British Journal of Cancer | 2010
James Larkin; T. Ferguson; Lisa Pickering; Kim Edmonds; M. G. James; Karen Thomas; Udai Banerji; B Berns; C de Boer; Martin Gore
BACKGROUND: There is clinical evidence to suggest that tumour necrosis factor-α (TNF-α) may be a therapeutic target in renal cell carcinoma (RCC). Multi-targeted kinase inhibitors, such as sorafenib and sunitinib, have become standard of care in advanced RCC. The anti-TNF-α monoclonal antibody infliximab and sorafenib have differing cellular mechanisms of action. We conducted a phase I/II trial to determine the safety and efficacy of infliximab in combination with sorafenib in patients with advanced RCC.METHODS: Eligible patients were systemic treatment-naive or had received previous cytokine therapy only. Sorafenib and infliximab were administered according to standard schedules.

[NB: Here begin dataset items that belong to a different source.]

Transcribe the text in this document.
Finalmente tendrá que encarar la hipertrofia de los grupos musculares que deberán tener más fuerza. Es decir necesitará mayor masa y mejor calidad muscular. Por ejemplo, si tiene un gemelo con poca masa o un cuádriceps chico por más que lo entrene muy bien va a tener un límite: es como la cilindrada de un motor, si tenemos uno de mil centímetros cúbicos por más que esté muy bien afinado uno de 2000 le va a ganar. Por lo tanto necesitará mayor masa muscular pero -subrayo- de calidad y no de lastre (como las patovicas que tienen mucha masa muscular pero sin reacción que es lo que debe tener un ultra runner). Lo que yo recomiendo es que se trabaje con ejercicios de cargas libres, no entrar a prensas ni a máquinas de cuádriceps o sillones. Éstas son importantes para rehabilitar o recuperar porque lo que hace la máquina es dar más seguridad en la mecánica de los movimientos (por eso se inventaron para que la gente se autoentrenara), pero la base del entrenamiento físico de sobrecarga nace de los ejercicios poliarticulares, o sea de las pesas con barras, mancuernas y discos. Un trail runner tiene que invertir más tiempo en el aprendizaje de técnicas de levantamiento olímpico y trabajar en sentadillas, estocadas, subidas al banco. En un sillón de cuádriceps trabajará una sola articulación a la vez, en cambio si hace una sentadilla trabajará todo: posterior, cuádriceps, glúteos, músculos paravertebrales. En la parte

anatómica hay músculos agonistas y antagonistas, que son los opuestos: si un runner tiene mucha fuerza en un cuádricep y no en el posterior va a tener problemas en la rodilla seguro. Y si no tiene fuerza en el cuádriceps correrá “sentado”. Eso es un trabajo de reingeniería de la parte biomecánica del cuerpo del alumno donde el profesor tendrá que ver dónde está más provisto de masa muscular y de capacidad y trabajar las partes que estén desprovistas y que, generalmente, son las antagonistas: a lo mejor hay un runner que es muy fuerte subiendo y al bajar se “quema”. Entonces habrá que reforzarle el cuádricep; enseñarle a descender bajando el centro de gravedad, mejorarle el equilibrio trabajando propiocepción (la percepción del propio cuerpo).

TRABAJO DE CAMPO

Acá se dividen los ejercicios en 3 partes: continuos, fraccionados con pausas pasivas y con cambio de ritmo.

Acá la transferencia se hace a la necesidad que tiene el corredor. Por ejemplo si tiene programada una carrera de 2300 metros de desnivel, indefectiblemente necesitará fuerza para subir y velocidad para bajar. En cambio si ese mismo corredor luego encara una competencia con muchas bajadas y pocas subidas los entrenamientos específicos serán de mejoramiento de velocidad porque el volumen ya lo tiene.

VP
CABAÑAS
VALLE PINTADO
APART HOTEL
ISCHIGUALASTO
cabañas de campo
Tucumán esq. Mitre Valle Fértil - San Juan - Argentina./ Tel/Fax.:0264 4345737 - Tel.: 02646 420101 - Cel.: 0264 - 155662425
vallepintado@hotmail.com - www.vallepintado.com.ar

The study had two phases: in phase I, the safety and toxicity of the combination of full-dose sorafenib and two dose levels of infliximab were evaluated in three and three patients, respectively, and in phase II, further safety, toxicity and efficacy data were collected in an expanded patient population.RESULTS: Acceptable safety was reported for the first three patients (infliximab 5 mg kg−1) in phase 1. Sorafenib 400 mg twice daily and infliximab 10 mg kg−1 were administered to a total of 13 patients (three in phase 1 and 10 in phase 2). Adverse events included grade 3 hand–foot syndrome (31%), rash (25%), fatigue (19%) and infection (19%). Although manageable, toxicity resulted in 75% of the patients requiring at least one dose reduction and 81% requiring at least one dose delay of sorafenib. Four patients were progression-free at 6 months (PFS6 31%); median PFS and overall survival were 6 and 14 months, respectively.CONCLUSION: Sorafenib and infliximab can be administered in combination, but a significant increase in the numbers of adverse events requiring dose adjustments of sorafenib was observed. There was no evidence of increased efficacy compared with sorafenib alone in advanced RCC. The combination of sorafenib and infliximab does not warrant further evaluation in patients with advanced RCC.